The way things stand that would be the American Empire.
That's why the Empire spends so much political capital trying to brand Putin as the second coming of that trusted and true adversary, the Evil Empire, aka the Soviet Union.
Those were the glory days when you didn't have to think too long and too hard about what side you were on.
And if you did appear to think too long and/or too hard about it, your next appearance would be in front of a McCarthy hearing about why you might be thinking too long and too hard about it.
Times have changed.
America has more or less morphed into a totalitarian state. True, you still have the right to choose between the Yankees and the Red Sox. Or the Republicans and the Democrats.
But what does it matter?
The panic that pervades current decision making by the stewards of American Empire is driven by fear that the singularly independent operator Putin is somehow recreating the bi-polar world of yore.
If you take a close look at that bi-polar world of yore you'll realize that it was not nearly as anti-capitalist or anti-American as you suppose. There are several biographies floating around about Armand Hammer. He was an American capitalist who did lots and lots of business with the very first wave of Bolsheviks.

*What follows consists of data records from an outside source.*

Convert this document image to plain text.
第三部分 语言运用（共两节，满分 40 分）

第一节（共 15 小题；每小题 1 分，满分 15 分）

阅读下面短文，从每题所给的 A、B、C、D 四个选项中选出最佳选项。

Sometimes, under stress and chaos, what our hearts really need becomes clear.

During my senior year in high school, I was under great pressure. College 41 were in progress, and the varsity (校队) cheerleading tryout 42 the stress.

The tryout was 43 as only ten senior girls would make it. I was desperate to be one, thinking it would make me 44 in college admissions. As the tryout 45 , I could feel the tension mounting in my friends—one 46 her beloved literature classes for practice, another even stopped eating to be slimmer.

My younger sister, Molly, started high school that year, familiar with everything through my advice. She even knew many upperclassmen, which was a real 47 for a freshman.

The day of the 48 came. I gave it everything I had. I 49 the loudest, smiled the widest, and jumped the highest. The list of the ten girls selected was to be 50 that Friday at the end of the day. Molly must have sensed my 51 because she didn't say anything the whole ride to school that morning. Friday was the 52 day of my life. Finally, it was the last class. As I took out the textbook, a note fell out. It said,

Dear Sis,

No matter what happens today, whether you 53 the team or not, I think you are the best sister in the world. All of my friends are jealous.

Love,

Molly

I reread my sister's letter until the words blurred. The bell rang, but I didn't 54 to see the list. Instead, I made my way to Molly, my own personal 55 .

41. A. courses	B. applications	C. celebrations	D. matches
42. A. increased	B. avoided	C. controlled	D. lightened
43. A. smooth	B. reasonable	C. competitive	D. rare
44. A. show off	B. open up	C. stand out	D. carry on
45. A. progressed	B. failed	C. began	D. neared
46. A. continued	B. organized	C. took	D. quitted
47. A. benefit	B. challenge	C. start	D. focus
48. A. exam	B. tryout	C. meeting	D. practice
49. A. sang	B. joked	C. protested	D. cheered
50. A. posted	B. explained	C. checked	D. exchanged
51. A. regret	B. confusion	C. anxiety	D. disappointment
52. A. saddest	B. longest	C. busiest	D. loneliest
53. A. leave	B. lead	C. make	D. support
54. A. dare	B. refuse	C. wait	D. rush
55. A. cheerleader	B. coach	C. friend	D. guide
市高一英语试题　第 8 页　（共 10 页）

You could almost say he was to Russia in the 20s and 30s what Dan Gertler is to the DRC today. Or what Sam Bronfman was to prohibition era American culture; ie a guy who knew how to do an end run around red tape.
My favorite Hammer book is his autobiography. While he's busy air-brushing his own history, he also does a damn good job prettifying the great communist experiment in the Soviet Union.
The larger point being that the only major anti-capitalist country of the modern era was from top to bottom tied into the capitalist network from the very beginning.
And Putin's Russia is as well. Nothing about Putin today or Lenin or Stalin yesterday ever threatened the reality of capitalist hegemony.